As I recall it from my college days, an idea "graduates" from a hypothesis, to a Theory, to a "Law", as more experimental and observational data is compiled.
Well, I would contend that theories do not become laws. Theories and laws are different kinds of things. Theories are explanatory, whereas laws are simply descriptive. A law says, "here is a model or mathematical formula that predicts the behavior of this system," whereas a theory says, "here is a mechanism that causes this behavior" You can, and do, for instance, have both laws and theories of gravity, and they are separate and not genetically related.
I do agree, however, that hypotheses can become theories through elaboration, extension and testing. (In that case one might distinquish between explanatory hypotheses, which may become theories, and descriptive or generalizing hypotheses, which may become laws.)
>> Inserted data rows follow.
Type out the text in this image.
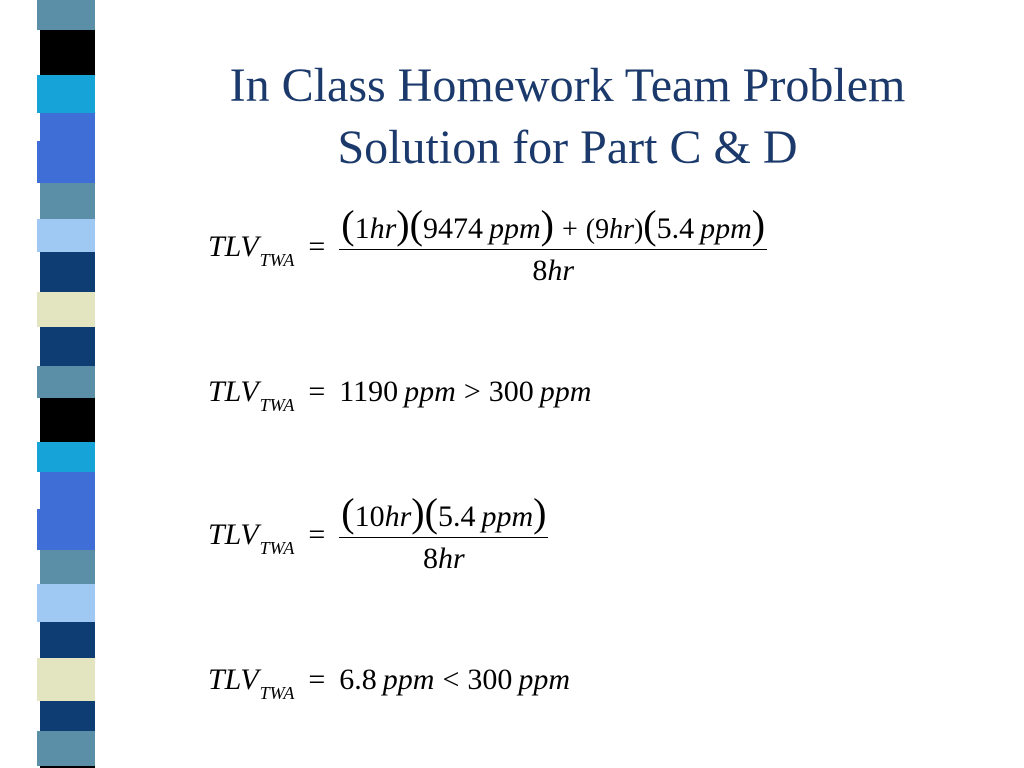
In Class Homework Team Problem
Solution for Part C & D
TLV TWA = $\frac{\text{( 1 hr ) ( 9474 ppm ) + ( 9 hr ) ( 5.4 ppm )}}{8hr}$
TLV TWA = 1190 ppm > 300 ppm
TLV TWA = $\frac{\text{( 10 hr ) ( 5.4 ppm )}}{8hr}$
TLV TWA = 6.8 ppm < 300 ppm
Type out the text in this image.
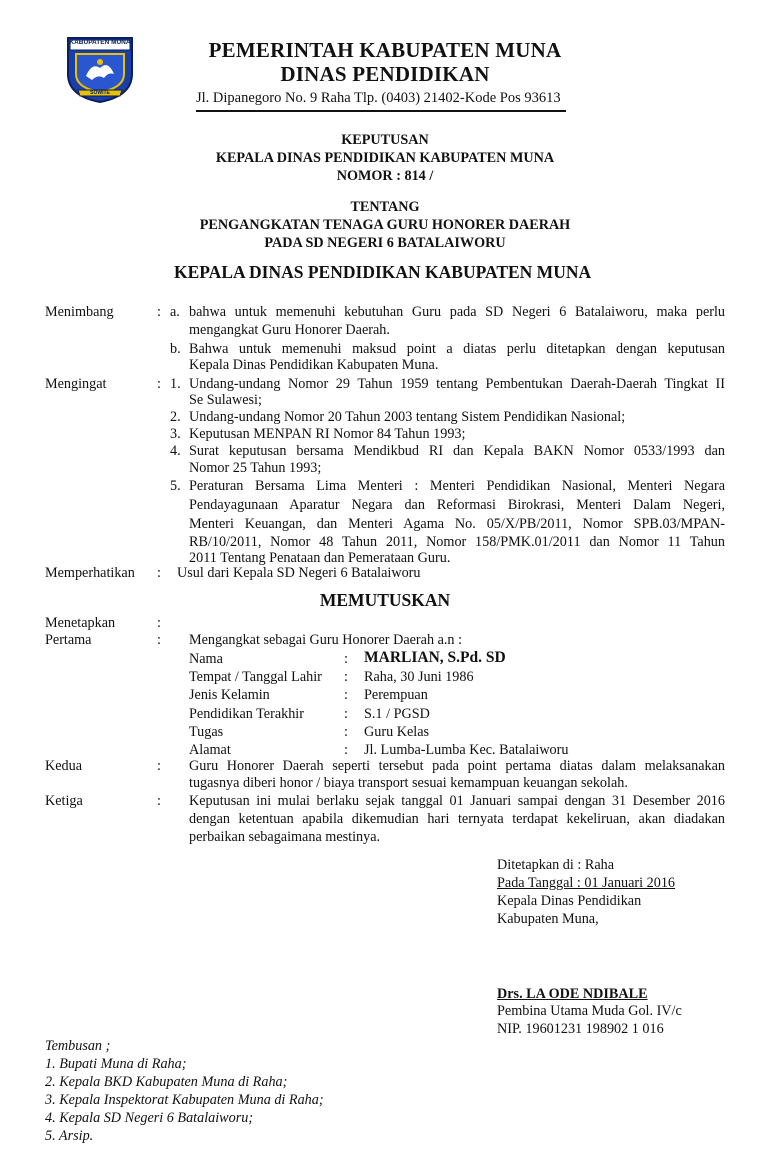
KABUPATEN MUNA
SOWITE
PEMERINTAH KABUPATEN MUNA
DINAS PENDIDIKAN
Jl. Dipanegoro No. 9 Raha Tlp. (0403) 21402-Kode Pos 93613
KEPUTUSAN
KEPALA DINAS PENDIDIKAN KABUPATEN MUNA
NOMOR : 814 /
TENTANG
PENGANGKATAN TENAGA GURU HONORER DAERAH
PADA SD NEGERI 6 BATALAIWORU
KEPALA DINAS PENDIDIKAN KABUPATEN MUNA
Menimbang	: a. bahwa untuk memenuhi kebutuhan Guru pada SD Negeri 6 Batalaiworu, maka perlu
mengangkat Guru Honorer Daerah.
b. Bahwa untuk memenuhi maksud point a diatas perlu ditetapkan dengan keputusan
Kepala Dinas Pendidikan Kabupaten Muna.
Mengingat	: 1. Undang-undang Nomor 29 Tahun 1959 tentang Pembentukan Daerah-Daerah Tingkat II
Se Sulawesi;
2. Undang-undang Nomor 20 Tahun 2003 tentang Sistem Pendidikan Nasional;
3. Keputusan MENPAN RI Nomor 84 Tahun 1993;
4. Surat keputusan bersama Mendikbud RI dan Kepala BAKN Nomor 0533/1993 dan
Nomor 25 Tahun 1993;
5. Peraturan Bersama Lima Menteri : Menteri Pendidikan Nasional, Menteri Negara
Pendayagunaan Aparatur Negara dan Reformasi Birokrasi, Menteri Dalam Negeri,
Menteri Keuangan, dan Menteri Agama No. 05/X/PB/2011, Nomor SPB.03/MPAN-
RB/10/2011, Nomor 48 Tahun 2011, Nomor 158/PMK.01/2011 dan Nomor 11 Tahun
2011 Tentang Penataan dan Pemerataan Guru.
Memperhatikan : Usul dari Kepala SD Negeri 6 Batalaiworu
MEMUTUSKAN
Menetapkan	:
Pertama	: Mengangkat sebagai Guru Honorer Daerah a.n :
Nama	: MARLIAN, S.Pd. SD
Tempat / Tanggal Lahir : Raha, 30 Juni 1986
Jenis Kelamin	: Perempuan
Pendidikan Terakhir	: S.1 / PGSD
Tugas	: Guru Kelas
Alamat	: Jl. Lumba-Lumba Kec. Batalaiworu
Kedua	: Guru Honorer Daerah seperti tersebut pada point pertama diatas dalam melaksanakan
tugasnya diberi honor / biaya transport sesuai kemampuan keuangan sekolah.
Ketiga	: Keputusan ini mulai berlaku sejak tanggal 01 Januari sampai dengan 31 Desember 2016
dengan ketentuan apabila dikemudian hari ternyata terdapat kekeliruan, akan diadakan
perbaikan sebagaimana mestinya.
Ditetapkan di : Raha
Pada Tanggal : 01 Januari 2016
Kepala Dinas Pendidikan
Kabupaten Muna,
Drs. LA ODE NDIBALE
Pembina Utama Muda Gol. IV/c
NIP. 19601231 198902 1 016
Tembusan ;
1. Bupati Muna di Raha;
2. Kepala BKD Kabupaten Muna di Raha;
3. Kepala Inspektorat Kabupaten Muna di Raha;
4. Kepala SD Negeri 6 Batalaiworu;
5. Arsip.
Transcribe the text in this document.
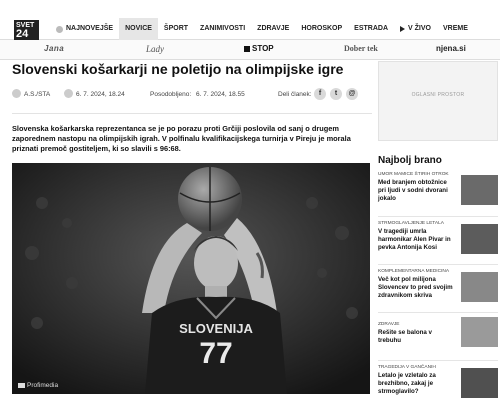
SVET
24	NAJNOVEJŠE NOVICE ŠPORT ZANIMIVOSTI ZDRAVJE HOROSKOP ESTRADA	V ŽIVO VREME
Jana	Lady	STOP	Dober tek	njena.si
Slovenski košarkarji ne poletijo na olimpijske igre
A.S./STA	6. 7. 2024, 18.24	Posodobljeno: 6. 7. 2024, 18.55	Deli članek:	f	t	@

Slovenska košarkarska reprezentanca se je po porazu proti Grčiji poslovila od sanj o drugem zaporednem nastopu na olimpijskih igrah. V polfinalu kvalifikacijskega turnirja v Pireju je morala priznati premoč gostiteljem, ki so slavili s 96:68.

SLOVENIJA
77
Profimedia
OGLASNI PROSTOR
Najbolj brano
UMOR MAMICE ŠTIRIH OTROK
Med branjem obtožnice pri ljudi v sodni dvorani jokalo
STRMOGLAVLJENJE LETALA
V tragediji umrla harmonikar Alen Pivar in pevka Antonija Kosi
KOMPLEMENTARNA MEDICINA
Več kot pol milijona Slovencev to pred svojim zdravnikom skriva
ZDRAVJE
Rešite se balona v trebuhu
TRAGEDIJA V GANČANIH
Letalo je vzletalo za brezhibno, zakaj je strmoglavilo?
Close. Scientific laws are "relationships observed to be invariable between or among phenomena," and are expressed in mathematical formulae and not just general principles to be applied. Look at the laws of thermodynamics -- pure math despite the theoretical misapplications you usually see here. Also, look at gravity where we have the law of gravity expressed in math, and gravitational theory as a body of knowledge trying to explain everything else with gravity.
Who knows though, one of these days we'll maybe have the laws of evolution when they can say "according to this formula, a species under these conditions will evolve as so."